– А что, Пульхерия Ивановна, – говорил он, – если бы вдруг загорелся дом наш, куда бы мы делись?

– Вот это боже сохрани! – говорила Пульхерия Ивановна, крестясь.

– Ну, да положим, что дом наш сгорел, куда бы мы перешли тогда?

– Бог знает, что вы говорите, Афанасий Иванович! Как можно, чтобы дом мог сгореть; бог этого не попустит.

– Ну а если бы сгорел?

– Ну, тогда бы мы перешли в кухню. Вы бы заняли на время ту комнатку, которую занимает ключница.

– А если бы и кухня сгорела?

– Вот пусть бог сохранит от такого попущения, чтобы вдруг и дом, и кухня сгорели! Ну, тогда бы в кладовую, покамест выстроился бы новый дом.

– А если бы и кладовая сгорела?

– Бог знает, что вы говорите! Я и слушать вас не хочу! Грех это говорить, и бог наказывает за такие речи.

Но Афанасий Иванович, довольный тем, что подшутил над Пульхериею Ивановною, улыбался, сидя на своём стуле. Но интереснее всего казались для меня старички в то время, когда бывали у них гости. Тогда всё в их доме принимало другой вид. Эти добрые люди, можно сказать, жили для гостей. Всё, что у них ни было лучшего, всё это выносилось. Они наперерыв старались угостить вас всем, что только производило их хозяйство. Но более всего приятно мне было то, что во всей их услужливости не было никакой приторности. Это радушие и готовность так кротко выражались на их лицах, так шли к ним, что поневоле соглашался на их просьбы. Они были следствие чистой, ясной простоты их добрых, бесхитростных душ. Это радушие вовсе не то, с каким угощает вас чиновник казённой палаты, вышедший в люди вашими стараниями, называющий вас благодетелем и ползающий у ног ваших. Гость никаким образом не был отпускаем того же дни; он должен был непременно переночевать.

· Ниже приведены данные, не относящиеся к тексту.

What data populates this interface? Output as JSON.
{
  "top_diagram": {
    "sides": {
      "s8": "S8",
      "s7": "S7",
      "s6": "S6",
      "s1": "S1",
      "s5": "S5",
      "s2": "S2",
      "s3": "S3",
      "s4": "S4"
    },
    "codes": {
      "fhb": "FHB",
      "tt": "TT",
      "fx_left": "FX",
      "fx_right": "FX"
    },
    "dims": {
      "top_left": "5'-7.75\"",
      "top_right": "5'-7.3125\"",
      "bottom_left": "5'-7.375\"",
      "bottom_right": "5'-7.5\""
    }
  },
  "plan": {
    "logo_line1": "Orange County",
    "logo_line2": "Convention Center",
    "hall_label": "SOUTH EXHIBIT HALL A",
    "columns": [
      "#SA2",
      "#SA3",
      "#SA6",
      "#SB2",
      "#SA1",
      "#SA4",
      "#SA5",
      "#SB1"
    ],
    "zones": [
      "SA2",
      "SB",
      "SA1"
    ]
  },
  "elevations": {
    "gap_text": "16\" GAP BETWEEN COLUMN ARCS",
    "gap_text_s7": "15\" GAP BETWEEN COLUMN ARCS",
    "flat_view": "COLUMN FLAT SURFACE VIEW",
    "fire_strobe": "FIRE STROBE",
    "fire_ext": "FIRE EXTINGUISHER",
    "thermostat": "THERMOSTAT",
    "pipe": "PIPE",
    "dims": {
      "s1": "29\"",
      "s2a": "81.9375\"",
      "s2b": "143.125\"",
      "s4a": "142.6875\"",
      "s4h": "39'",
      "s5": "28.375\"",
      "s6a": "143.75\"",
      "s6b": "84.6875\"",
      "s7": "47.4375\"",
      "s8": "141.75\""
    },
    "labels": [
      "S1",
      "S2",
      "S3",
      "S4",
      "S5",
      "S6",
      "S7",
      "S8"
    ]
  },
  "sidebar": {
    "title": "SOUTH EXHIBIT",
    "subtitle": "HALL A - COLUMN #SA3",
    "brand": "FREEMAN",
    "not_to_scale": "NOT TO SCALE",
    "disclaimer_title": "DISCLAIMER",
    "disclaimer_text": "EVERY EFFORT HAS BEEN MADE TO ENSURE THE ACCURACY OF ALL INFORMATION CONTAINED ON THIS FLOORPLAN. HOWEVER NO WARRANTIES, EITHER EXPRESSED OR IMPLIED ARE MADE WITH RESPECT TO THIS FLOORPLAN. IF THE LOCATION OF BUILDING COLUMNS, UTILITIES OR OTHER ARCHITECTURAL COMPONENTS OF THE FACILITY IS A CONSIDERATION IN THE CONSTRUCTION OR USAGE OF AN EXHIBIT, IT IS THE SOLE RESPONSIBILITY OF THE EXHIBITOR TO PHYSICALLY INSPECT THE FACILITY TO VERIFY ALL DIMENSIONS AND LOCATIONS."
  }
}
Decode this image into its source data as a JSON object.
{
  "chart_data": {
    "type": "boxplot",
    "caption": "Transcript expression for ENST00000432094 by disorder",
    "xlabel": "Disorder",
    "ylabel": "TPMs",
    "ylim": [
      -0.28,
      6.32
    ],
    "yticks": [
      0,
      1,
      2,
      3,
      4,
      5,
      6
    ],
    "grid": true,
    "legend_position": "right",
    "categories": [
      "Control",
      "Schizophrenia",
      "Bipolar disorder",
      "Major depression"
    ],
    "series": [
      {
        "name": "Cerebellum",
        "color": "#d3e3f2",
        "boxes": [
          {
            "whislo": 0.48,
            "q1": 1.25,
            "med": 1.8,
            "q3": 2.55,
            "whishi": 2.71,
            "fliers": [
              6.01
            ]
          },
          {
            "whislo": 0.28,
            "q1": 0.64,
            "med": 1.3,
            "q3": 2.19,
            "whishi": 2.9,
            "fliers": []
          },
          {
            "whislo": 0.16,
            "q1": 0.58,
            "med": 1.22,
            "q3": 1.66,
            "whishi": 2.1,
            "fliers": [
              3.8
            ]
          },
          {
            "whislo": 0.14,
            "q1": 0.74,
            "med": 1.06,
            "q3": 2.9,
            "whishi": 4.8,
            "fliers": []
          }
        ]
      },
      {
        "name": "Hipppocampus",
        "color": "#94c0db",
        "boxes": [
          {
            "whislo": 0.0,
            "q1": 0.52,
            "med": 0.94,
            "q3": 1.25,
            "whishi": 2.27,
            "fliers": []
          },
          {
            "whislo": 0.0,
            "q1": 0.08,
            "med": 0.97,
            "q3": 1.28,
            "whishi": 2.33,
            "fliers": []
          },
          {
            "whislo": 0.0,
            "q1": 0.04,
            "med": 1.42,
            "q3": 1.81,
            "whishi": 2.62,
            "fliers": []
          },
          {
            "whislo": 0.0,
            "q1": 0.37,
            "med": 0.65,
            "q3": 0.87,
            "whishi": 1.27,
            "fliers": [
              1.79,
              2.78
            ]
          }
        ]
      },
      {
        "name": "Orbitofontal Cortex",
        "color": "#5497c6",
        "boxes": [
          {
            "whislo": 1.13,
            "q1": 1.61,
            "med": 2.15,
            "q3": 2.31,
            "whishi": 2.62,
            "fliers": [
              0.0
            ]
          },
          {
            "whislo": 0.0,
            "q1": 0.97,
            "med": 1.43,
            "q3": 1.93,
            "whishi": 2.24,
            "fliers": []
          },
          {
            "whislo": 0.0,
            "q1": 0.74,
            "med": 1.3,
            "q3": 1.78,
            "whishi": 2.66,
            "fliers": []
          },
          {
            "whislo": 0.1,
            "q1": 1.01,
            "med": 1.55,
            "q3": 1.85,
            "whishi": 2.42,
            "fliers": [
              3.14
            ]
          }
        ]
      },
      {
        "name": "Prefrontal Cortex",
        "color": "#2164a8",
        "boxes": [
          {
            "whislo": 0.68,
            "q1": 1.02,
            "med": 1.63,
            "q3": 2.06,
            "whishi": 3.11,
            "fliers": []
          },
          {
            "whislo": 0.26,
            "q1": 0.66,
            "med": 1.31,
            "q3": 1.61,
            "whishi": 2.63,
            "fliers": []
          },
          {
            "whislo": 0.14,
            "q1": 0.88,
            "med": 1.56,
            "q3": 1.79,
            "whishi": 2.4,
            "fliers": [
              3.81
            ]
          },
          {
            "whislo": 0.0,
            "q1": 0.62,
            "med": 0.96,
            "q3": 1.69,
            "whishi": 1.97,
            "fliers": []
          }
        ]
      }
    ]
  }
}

– Как можно такою позднею порою отправляться в такую дальнюю дорогу! – всегда говорила Пульхерия Ивановна (гость обыкновенно жил в трёх или четырёх от них вёрстах).

– Конечно, – говорил Афанасий Иванович, – неравно всякого случая: нападут разбойники или другой недобрый человек.

– Пусть бог милует от разбойников! – говорила Пульхерия Ивановна. – И к чему рассказывать эдакое на ночь. Разбойники не разбойники, а время тёмное, не годится совсем ехать. Да и ваш кучер, я знаю вашего кучера, он такой тендитный[5] да маленький, его всякая кобыла побьёт; да притом теперь он уже, верно, наклюкался и спит где-нибудь.

И гость должен был непременно остаться; но, впрочем, вечер в низенькой тёплой комнате, радушный, греющий и усыпляющий рассказ, несущийся пар от поданного на стол кушанья, всегда питательного и мастерски сготовленного, бывает для него наградою. Я вижу как теперь, как Афанасий Иванович, согнувшись, сидит на стуле со всегдашнею своею улыбкой и слушает со вниманием и даже наслаждением гостя! Часто речь заходила и об политике. Гость, тоже весьма редко выезжавший из своей деревни, часто с значительным видом и таинственным выражением лица выводил свои догадки и рассказывал, что француз тайно согласился с англичанином выпустить опять на Россию Бонапарта, или просто рассказывал о предстоящей войне, и тогда Афанасий Иванович часто говорил, как будто не глядя на Пульхерию Ивановну:

– Я сам думаю пойти на войну; почему ж я не могу идти на войну?

– Вот уже и пошёл! – прерывала Пульхерия Ивановна. – Вы не верьте ему, – говорила она, обращаясь к гостю. – Где уже ему старому идти на войну! Его первый солдат застрелит! Ей-богу, застрелит! Вот так-таки прицелится и застрелит.

– Что ж, – говорил Афанасий Иванович, – и я его застрелю.

– Вот слушайте только, что он говорит! – подхватывала Пульхерия Ивановна, – куда ему идти на войну! И пистоли его давно уже заржавели и лежат в коморе. Если б вы их видели: там такие, что прежде ещё нежели выстрелят, разорвёт их порохом. И руки себе поотбивает, и лицо искалечит, и навеки несчастным останется!